Abstract

This paper analyzes Bithia Mary Croker’s ghost stories of the British Raj to argue that Croker in her texts reframes the eighteenth-century Orientalist Gothic writing tradition to critique British imperial presence in India. I specifically discuss two of Croker’s short stories, namely “To Let” (1893) and “If You See Her Face” (1893) published in her anthology of Indian ghost fiction To Let(1893) .The paper traces how Croker uses two distinct characteristics of eighteenth-century colonial Indian society–-the tradition of nautch performances and the architectural space of the dak bungalows–-which continued into early-nineteenth century British India under the vigilance of the Empire to simultaneously attack the imperial consciousness and dislocate the imperial heartland from within the colony. In my critique of the two stories, I take a transhistorical approach wherein my analysis starts with and builds upon the eighteenth century and moves into the late nineteenth century.

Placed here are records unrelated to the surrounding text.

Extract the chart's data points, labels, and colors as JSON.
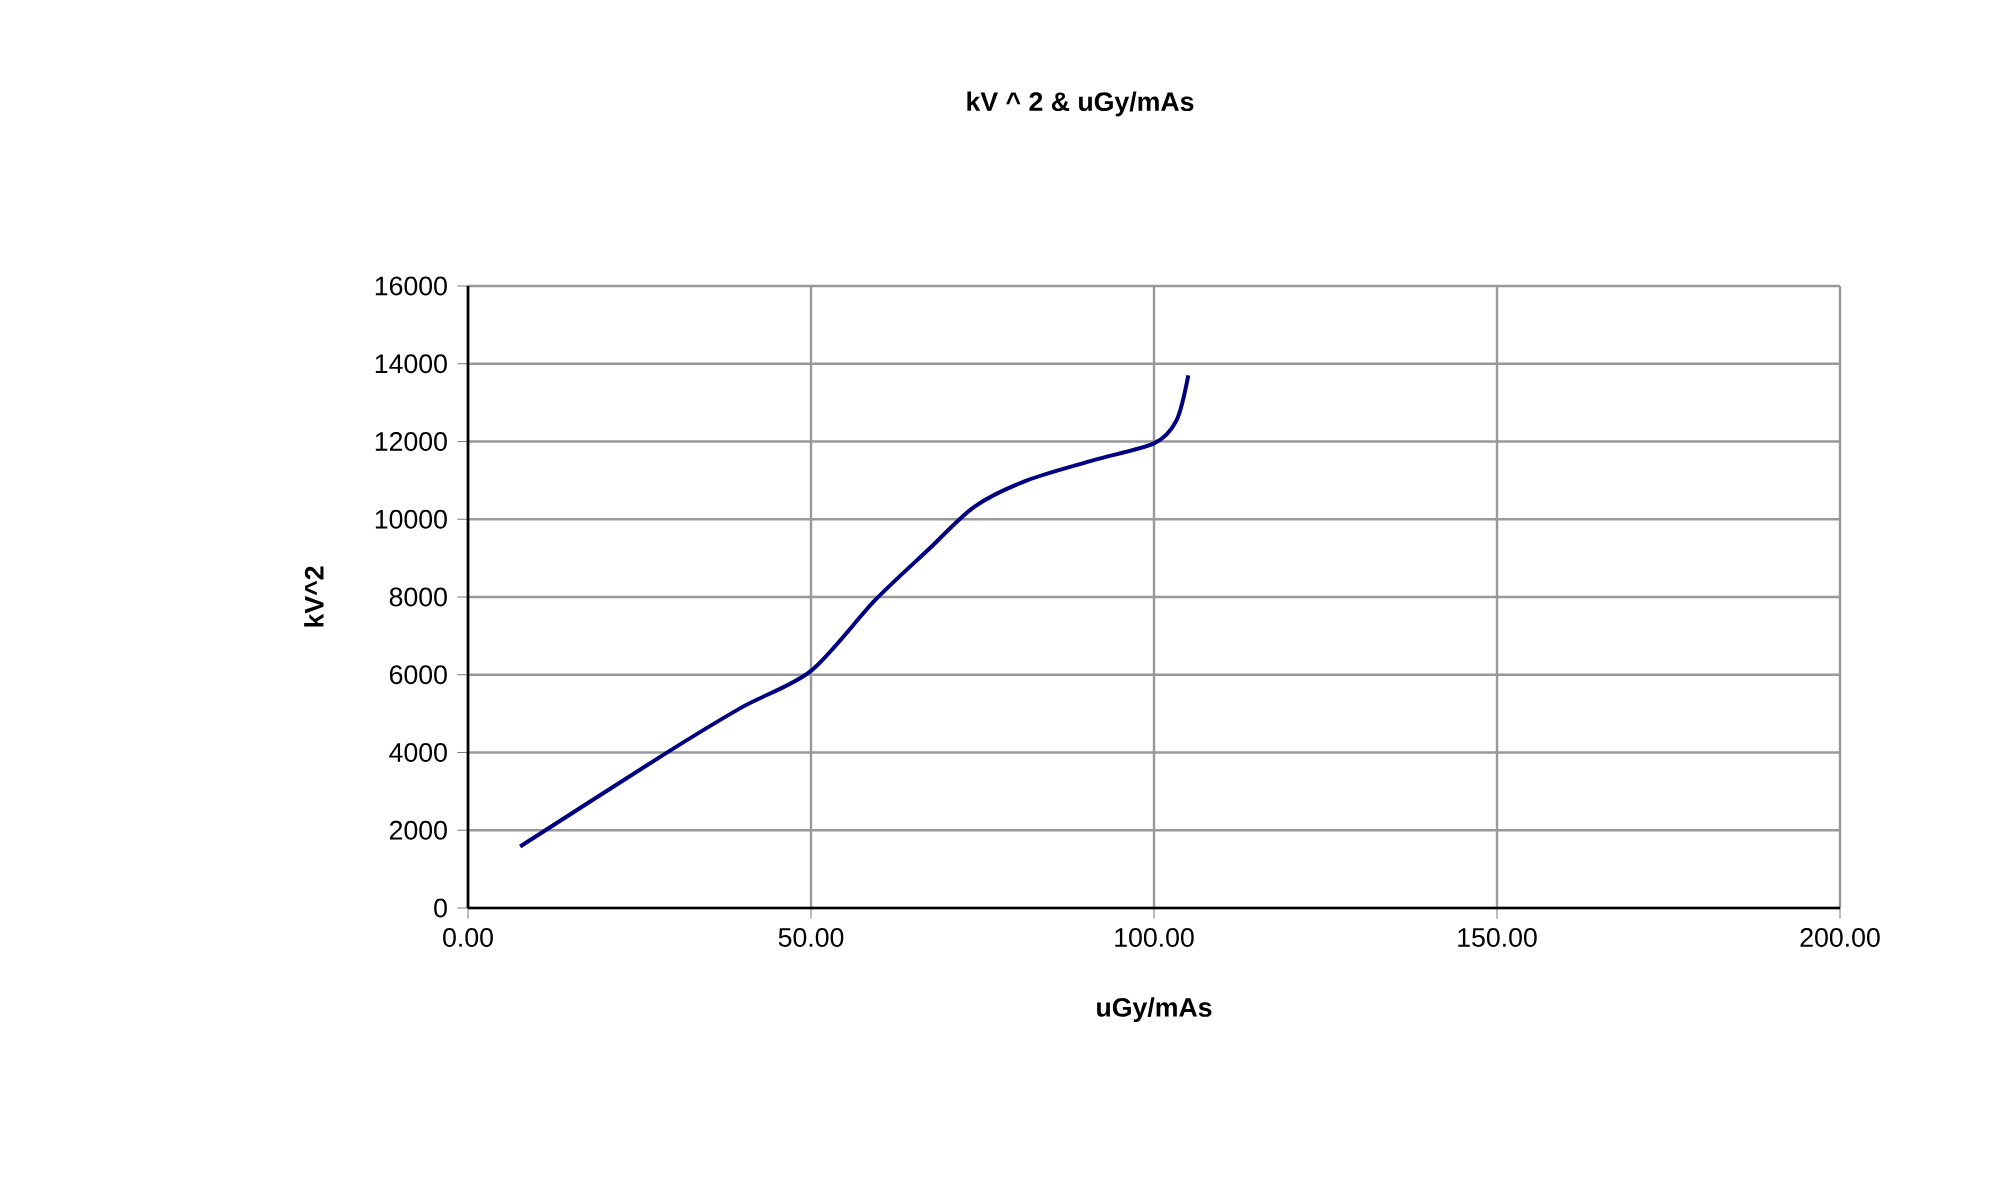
{
  "chart_data": {
    "type": "line",
    "title": "kV ^ 2  &  uGy/mAs",
    "xlabel": "uGy/mAs",
    "ylabel": "kV^2",
    "x": [
      7.6,
      28.3,
      39.9,
      50,
      59.3,
      67,
      73.8,
      81.5,
      91.2,
      100,
      103.3,
      105
    ],
    "series": [
      {
        "color": "#000080",
        "values": [
          1580,
          3920,
          5160,
          6100,
          7910,
          9200,
          10320,
          11000,
          11520,
          11950,
          12550,
          13700
        ]
      }
    ],
    "xlim": [
      0,
      200
    ],
    "ylim": [
      0,
      16000
    ],
    "xticks": [
      {
        "value": 0,
        "label": "0.00"
      },
      {
        "value": 50,
        "label": "50.00"
      },
      {
        "value": 100,
        "label": "100.00"
      },
      {
        "value": 150,
        "label": "150.00"
      },
      {
        "value": 200,
        "label": "200.00"
      }
    ],
    "yticks": [
      0,
      2000,
      4000,
      6000,
      8000,
      10000,
      12000,
      14000,
      16000
    ],
    "grid": true,
    "marker": "none",
    "line_style": "solid"
  }
}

The paper traces how Croker uses two distinct characteristics of eighteenth-century colonial Indian society–-the tradition of nautch performances and the architectural space of the dak bungalows–-which continued into early-nineteenth century India under the vigilance of the British empire to simultaneously attack the imperial consciousness and dislocate the imperial heartland from within the colony. The short stories build upon and expand the eighteenth-century gothic tradition that threads together the internal and the external, in this case the “others” of the British empire. They use Orientalist gothic elements to reflect the growing contentions in the Indian city of Lucknow against British imperial forces that also compromises the apparently safe and secure domestic space of the colonial dak bungalows. In doing so, Croker uses the figures of racial and gendered others to subvert the politico-cultural hierarchies of race, class, and gender.